(1 March 2020) The recent rise in global food prices poses a direct threat to many countries and millions of households around the world.  In its recent article on the subject Bloomberg named five such "hotspots" — Russia, India, Brazil, Turkey,  and Nigeria. According to Bloomberg, the acceleration of food price inflation in these countries has the potential not only to exacerbate food insecurity for families but to transfer to social protests.

Looking deeper at the most recent data on food inflation in the five hotspots, and investigating the domestic patterns of supply and consumption of one of the most important food commodity groups, grains, we analyze how vulnerable Bloomberg's hotspots really are to food inflation.

  • First of all, Nigeria. Food inflation there topped 20% year-over-year at the end of 2020. Because of the high dependency on imported food, and the almost 60% share of the budget spent on food in the average household, this country is ranked among the top 10 in Knoema's Grain Price Vulnerability Index. The decline in oil exports, depreciation of Naira, and growing unemployment fueled record-high incidents of political and social unrest in 2020.
  • Turkey, Brazil, India, and especially Russia can hardly be counted among hotspots. Food inflation in Brazil, India, and Russia increased to approximately 10% year-over-year in recent months — a level that is not unusual for these countries and is rarely associated with social protests among the population. In Turkey, food inflation topped 20% in Nov–Dec 2020 (again, far from a record high in this country). But the share of expenditures spent on food in the average household budget is only 21% — only a third compared to the share spent in Nigeria, leaving room for the population to adapt to higher food prices through the shift in the commodity basket.

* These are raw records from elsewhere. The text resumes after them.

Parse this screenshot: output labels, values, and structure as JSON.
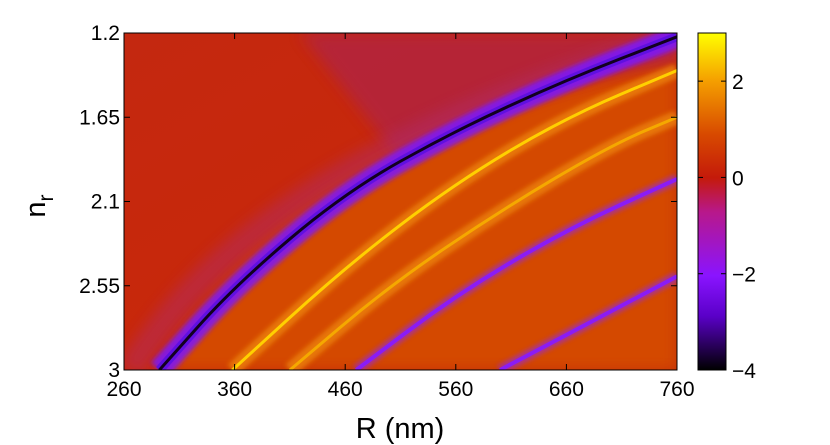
{
  "chart_data": {
    "type": "heatmap",
    "xlabel": "R (nm)",
    "ylabel": {
      "base": "n",
      "sub": "r"
    },
    "x_ticks": [
      "260",
      "360",
      "460",
      "560",
      "660",
      "760"
    ],
    "y_ticks": [
      "1.2",
      "1.65",
      "2.1",
      "2.55",
      "3"
    ],
    "xlim": [
      260,
      760
    ],
    "ylim": [
      1.2,
      3
    ],
    "y_direction": "reversed",
    "colorbar": {
      "ticks": [
        "2",
        "0",
        "−2",
        "−4"
      ],
      "range": [
        -4,
        3
      ]
    },
    "colormap": [
      "#000000",
      "#5a00c8",
      "#8a14ff",
      "#c41a0a",
      "#d84a00",
      "#f5a000",
      "#ffff00"
    ],
    "grid": false,
    "description_features": {
      "dark_ridge": {
        "n_at_x": [
          [
            292,
            3
          ],
          [
            360,
            2.55
          ],
          [
            460,
            2.05
          ],
          [
            560,
            1.72
          ],
          [
            660,
            1.45
          ],
          [
            760,
            1.22
          ]
        ],
        "level": -4
      },
      "bright_ridges": [
        {
          "n_at_x": [
            [
              358,
              3
            ],
            [
              460,
              2.45
            ],
            [
              560,
              2.0
            ],
            [
              660,
              1.65
            ],
            [
              760,
              1.4
            ]
          ],
          "level": 2.5
        },
        {
          "n_at_x": [
            [
              410,
              3
            ],
            [
              500,
              2.55
            ],
            [
              600,
              2.15
            ],
            [
              700,
              1.8
            ],
            [
              760,
              1.65
            ]
          ],
          "level": 1.5
        }
      ],
      "purple_ridges": [
        {
          "n_at_x": [
            [
              470,
              3
            ],
            [
              560,
              2.6
            ],
            [
              660,
              2.25
            ],
            [
              760,
              1.98
            ]
          ],
          "level": -2
        },
        {
          "n_at_x": [
            [
              600,
              3
            ],
            [
              680,
              2.75
            ],
            [
              760,
              2.5
            ]
          ],
          "level": -2
        }
      ]
    }
  }
}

  • According to Knoema's Grains Price Vulnerability Index, which shows how vulnerable a given country is to the acceleration of grain prices, India, Russia, Brazil, and Turkey are among the less vulnerable countries. High self-sufficiency in food and agricultural products, a moderate share of expenditures on food in household consumption, and protection of domestic markets through local currency devaluation in 2020 create conditions for further import substitution, rather than for growing protest activity in these countries.